In publishing its latest projections for 2003 and 2004 in its Monday daily-fax edition, Jack Myers Report forecast that ad spending across 12 major media categories will grow 2.8 percent next year and 4.1 percent in 2004.
Coming off robust upfront and scatter markets, the broadcast-TV networks' ad sales next year should grow 5 percent to nearly $16.8 billion and spot TV by 3 percent to $21 billion, according to Myers, while cable networks should jump 8 percent to $13.5 billion and local/regional spot cable 15 percent to $4.7 billion.
One key reason behind advertisers' increased ad budgets, Myers said, is that "marketers are now very reluctant to decrease ad-spending levels for fear of losing market share."
Meanwhile, the McCann and Zenith projections were announced during the morning session of UBS Warburg LLC's annual "Media Week Conference" in Manhattan.

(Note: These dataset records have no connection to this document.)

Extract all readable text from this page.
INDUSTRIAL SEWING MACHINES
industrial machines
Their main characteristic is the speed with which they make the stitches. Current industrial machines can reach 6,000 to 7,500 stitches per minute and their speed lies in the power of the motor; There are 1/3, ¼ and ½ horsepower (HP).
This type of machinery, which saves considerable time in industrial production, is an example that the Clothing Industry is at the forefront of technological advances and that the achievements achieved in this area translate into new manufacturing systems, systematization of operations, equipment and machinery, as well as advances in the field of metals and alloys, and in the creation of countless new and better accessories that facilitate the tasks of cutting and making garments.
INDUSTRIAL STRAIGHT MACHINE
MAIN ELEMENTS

Senior vice president and director of forecasting Robert Coen of Interpublic Group of Cos.' Universal McCann told his UBS audience U.S. ad spending next year will show a 5 percent uptick to $249.3 billion, with national media gaining 5.3 percent and local media 4.5 percent.
He attributed that ad recovery to more major marketers increasing their ad budgets and putting delayed new-product launches back on their schedules and, on the local front, to an improvement in classified advertising.
Zenith Optimedia CEO John Perriss, taking a more global approach, said worldwide ad spending will grow $9 billion to nearly $320.7 billion next year, with U.S. TV ad spending "setting the pace." In the United States alone, he said, ad spending will increase $2.6 billion to just over $146 billion.
In 2004, U.S. ad expenditures will soar even higher, up $5.3 billion to almost $152.4 billion, according to Zenith Optimedia.
U.S. advertising enjoyed "a banner year" in 2002, with Zenith Optimedia pointing in particular to $1 billion behind congressional-election campaigns alone.